You need mass (to prevent whatever barrier you are building to start vibrating) as well as some plasticity to dissipate any vibrations that occur regardless. Concrete is good at the former, rockwool at the latter. Sand would do both, but is a pain to work with.

I built a sound barrier when we converted a basement room of our terraced house into an additional bedroom, and sound isolation was much worse in in the basement than upstairs.

I ended up building a timber frame stud wall as a floating construction, with a 10 mm rubber dampening layer top and bottom and on the sides, a double layer of plasterboard, and filling the cavity with rockwool.

Did the job for me, and was not too much hassle as a DIY job. However, we did lose something like 12 cm of room width.

OP Joe123 07 Jul 2020

Thanks for all of your input, really helpful!

 Jack 07 Jul 2020
In reply to Joe123:

I soundproofed a room and used the high density matting. It was against a single skin brick wall. I also left an air gap, then built a stud wall with acoustic rockwool inbetween the studs. Finished it off with acoustic plaster board fixed onto resilient bars that isolate the boards from the studs.

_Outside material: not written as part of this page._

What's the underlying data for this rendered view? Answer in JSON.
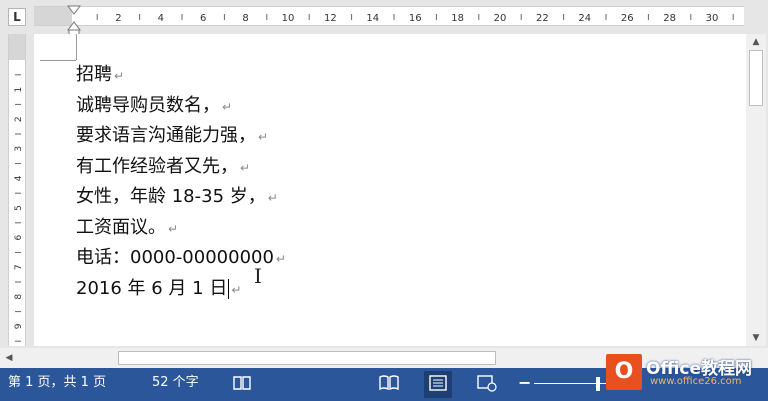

The best solution, but most expensive is isolation (joists are the problem) the resilient bars provide a degree of this. After that it's adding mass, which the matting and acoustic plaster board  provides.

I cant say how much the matting helps but the room is a lot quieter than it was before, and the noise I'm making (piano and drums) hasn't recieved any complaints (or requests).